Il sortit. La soirée était douce et tiède. L’air lavé par une courte averse gardait une fraîcheur humide de baiser féminin. Le ciel étalait un velours gris cendre. Il était dix heures. La vie nocturne de Paris se préparait, pour commencer à la sortie des théâtres, cette vie qui doit tout au caprice et à ses folies, car sa raison ultime comme son point de départ sont le désir sexuel. Pourtant, dans la tiède caresse de l’air léger, Mexme sentait passer des frissons qui lui faisaient serrer les épaules.
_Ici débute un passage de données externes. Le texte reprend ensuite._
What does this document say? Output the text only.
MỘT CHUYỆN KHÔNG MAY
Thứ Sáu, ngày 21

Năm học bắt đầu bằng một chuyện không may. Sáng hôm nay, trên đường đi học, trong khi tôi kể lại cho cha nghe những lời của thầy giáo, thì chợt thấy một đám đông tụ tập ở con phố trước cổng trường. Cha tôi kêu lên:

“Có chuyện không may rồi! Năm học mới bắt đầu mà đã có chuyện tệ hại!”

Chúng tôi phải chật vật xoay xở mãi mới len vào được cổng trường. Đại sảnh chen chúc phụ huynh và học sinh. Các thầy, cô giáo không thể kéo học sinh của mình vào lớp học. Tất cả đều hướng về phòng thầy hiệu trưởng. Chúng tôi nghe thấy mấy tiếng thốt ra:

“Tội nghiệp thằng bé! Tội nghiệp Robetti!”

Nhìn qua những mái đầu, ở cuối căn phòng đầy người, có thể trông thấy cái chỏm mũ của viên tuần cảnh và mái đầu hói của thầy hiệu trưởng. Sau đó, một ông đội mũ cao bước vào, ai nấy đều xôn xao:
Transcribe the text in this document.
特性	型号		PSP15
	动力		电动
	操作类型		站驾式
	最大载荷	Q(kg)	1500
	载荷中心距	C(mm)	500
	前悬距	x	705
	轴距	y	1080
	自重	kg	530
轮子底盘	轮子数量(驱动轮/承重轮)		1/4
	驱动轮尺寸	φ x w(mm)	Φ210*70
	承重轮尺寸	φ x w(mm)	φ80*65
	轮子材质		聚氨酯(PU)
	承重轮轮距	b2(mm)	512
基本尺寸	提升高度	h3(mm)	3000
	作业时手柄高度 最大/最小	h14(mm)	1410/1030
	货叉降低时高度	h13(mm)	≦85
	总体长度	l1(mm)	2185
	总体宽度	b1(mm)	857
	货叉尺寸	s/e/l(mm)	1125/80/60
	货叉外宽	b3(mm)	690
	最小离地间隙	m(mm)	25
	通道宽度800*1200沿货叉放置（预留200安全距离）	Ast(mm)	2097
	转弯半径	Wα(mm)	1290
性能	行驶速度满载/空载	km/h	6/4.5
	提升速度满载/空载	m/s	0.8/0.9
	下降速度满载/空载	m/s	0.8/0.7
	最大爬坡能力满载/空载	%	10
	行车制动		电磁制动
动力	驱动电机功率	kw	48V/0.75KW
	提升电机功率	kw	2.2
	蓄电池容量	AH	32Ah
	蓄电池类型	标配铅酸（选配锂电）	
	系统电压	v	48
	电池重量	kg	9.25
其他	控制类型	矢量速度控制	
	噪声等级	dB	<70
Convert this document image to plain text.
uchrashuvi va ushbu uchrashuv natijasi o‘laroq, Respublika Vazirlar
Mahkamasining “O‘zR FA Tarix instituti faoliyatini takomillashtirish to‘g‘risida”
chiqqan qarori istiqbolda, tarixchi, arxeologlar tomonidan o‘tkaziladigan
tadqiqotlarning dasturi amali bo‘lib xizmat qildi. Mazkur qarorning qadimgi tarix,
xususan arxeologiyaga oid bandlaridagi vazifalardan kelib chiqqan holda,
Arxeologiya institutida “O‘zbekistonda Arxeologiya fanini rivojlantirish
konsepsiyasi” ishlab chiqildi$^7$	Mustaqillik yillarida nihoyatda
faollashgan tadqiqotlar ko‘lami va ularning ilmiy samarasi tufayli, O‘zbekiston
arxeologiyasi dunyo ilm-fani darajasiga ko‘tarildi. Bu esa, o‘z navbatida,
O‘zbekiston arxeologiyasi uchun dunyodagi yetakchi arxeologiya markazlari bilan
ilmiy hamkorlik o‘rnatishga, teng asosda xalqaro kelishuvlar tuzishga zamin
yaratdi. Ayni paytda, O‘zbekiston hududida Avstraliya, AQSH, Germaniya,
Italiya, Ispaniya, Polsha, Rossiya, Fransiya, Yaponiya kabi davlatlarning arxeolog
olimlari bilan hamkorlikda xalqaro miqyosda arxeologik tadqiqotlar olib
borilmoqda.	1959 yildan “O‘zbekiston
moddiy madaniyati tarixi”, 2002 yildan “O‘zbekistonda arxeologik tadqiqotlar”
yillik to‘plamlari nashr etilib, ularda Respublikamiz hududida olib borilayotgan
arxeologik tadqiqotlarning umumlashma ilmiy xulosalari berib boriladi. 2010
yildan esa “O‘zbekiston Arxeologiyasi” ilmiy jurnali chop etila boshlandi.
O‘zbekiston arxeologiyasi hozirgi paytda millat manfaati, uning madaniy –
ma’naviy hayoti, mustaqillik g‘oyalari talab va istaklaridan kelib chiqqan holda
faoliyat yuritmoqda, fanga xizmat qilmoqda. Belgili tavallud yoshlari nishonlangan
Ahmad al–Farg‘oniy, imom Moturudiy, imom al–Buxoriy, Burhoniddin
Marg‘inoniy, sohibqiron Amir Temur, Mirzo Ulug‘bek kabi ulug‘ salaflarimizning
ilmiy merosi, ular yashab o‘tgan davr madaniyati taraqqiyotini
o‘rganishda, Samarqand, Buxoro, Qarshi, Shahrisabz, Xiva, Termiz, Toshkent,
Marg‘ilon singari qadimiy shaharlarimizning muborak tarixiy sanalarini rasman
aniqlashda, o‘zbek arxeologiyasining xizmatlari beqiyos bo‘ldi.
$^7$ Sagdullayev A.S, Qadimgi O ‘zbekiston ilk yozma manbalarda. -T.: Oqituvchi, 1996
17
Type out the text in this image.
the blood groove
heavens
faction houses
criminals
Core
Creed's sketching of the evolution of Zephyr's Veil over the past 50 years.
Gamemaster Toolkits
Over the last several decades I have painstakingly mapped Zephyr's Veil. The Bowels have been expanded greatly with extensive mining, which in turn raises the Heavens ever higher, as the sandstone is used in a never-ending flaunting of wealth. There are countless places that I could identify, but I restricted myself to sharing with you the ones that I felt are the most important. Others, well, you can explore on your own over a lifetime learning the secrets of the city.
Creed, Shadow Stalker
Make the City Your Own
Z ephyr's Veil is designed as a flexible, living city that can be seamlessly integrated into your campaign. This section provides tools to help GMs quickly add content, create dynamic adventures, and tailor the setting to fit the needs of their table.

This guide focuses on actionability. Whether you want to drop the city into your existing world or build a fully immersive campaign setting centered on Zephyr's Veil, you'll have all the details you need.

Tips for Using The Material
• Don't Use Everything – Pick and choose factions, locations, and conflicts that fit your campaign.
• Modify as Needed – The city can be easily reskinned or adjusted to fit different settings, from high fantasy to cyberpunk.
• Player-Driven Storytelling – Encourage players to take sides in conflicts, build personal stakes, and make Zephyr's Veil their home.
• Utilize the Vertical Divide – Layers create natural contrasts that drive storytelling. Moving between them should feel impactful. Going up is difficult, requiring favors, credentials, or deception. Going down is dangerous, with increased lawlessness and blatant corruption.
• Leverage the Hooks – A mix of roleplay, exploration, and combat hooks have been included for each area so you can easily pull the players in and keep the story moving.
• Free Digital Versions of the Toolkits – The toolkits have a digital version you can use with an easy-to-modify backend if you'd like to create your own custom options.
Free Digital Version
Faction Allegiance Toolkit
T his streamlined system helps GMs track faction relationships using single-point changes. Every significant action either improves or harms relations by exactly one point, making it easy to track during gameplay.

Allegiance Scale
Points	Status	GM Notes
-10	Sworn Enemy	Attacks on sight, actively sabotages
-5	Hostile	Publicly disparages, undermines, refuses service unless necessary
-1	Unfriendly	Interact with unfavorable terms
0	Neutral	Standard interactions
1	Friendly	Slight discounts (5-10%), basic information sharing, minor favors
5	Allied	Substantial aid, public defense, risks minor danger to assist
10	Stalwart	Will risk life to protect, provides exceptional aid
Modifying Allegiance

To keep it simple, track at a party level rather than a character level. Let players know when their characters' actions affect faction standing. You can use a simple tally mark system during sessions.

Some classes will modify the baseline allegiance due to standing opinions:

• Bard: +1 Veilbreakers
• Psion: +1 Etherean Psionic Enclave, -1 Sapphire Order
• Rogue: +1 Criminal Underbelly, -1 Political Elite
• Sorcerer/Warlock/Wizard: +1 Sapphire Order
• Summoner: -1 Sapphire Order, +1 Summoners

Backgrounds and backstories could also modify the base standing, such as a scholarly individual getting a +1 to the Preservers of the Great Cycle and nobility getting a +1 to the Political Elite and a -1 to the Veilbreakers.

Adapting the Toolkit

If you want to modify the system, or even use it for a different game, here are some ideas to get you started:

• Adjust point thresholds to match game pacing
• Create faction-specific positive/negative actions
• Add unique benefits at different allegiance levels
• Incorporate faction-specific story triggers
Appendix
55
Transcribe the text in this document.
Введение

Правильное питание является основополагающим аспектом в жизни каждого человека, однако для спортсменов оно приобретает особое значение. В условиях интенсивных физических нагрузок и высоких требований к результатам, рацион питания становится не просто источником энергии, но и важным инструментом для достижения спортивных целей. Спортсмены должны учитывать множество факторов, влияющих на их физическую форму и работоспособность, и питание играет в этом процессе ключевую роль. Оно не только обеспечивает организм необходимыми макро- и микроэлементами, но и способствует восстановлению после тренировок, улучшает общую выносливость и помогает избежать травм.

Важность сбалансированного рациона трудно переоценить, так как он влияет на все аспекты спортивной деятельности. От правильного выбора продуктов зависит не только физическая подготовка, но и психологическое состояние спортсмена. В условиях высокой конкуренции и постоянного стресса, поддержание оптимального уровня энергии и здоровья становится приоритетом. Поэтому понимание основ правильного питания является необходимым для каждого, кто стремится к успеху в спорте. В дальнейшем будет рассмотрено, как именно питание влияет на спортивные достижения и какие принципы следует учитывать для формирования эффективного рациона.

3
Et il songeait à Jeanne Mexme fuyant vers quelque pays perdu… Il eut aimé aller au concert de Montparnasse où la veille il s’était amusé… Mais il évoqua Aglaé… Ce fut comme si une pointe très fine passait en son cerveau d’une tempe à l’autre, et il souffrit d’un autre genre de peine qui complétait sa grande douleur.

Non… Il n’irait pas là-bas. Et d’ailleurs il était trop tard. Puis il avait connu, dans cette région de Paris, une de ces humiliantes faiblesses dont on ne se console point en un jour. Alors, faute de volonté nette, il suivit les rues au hasard…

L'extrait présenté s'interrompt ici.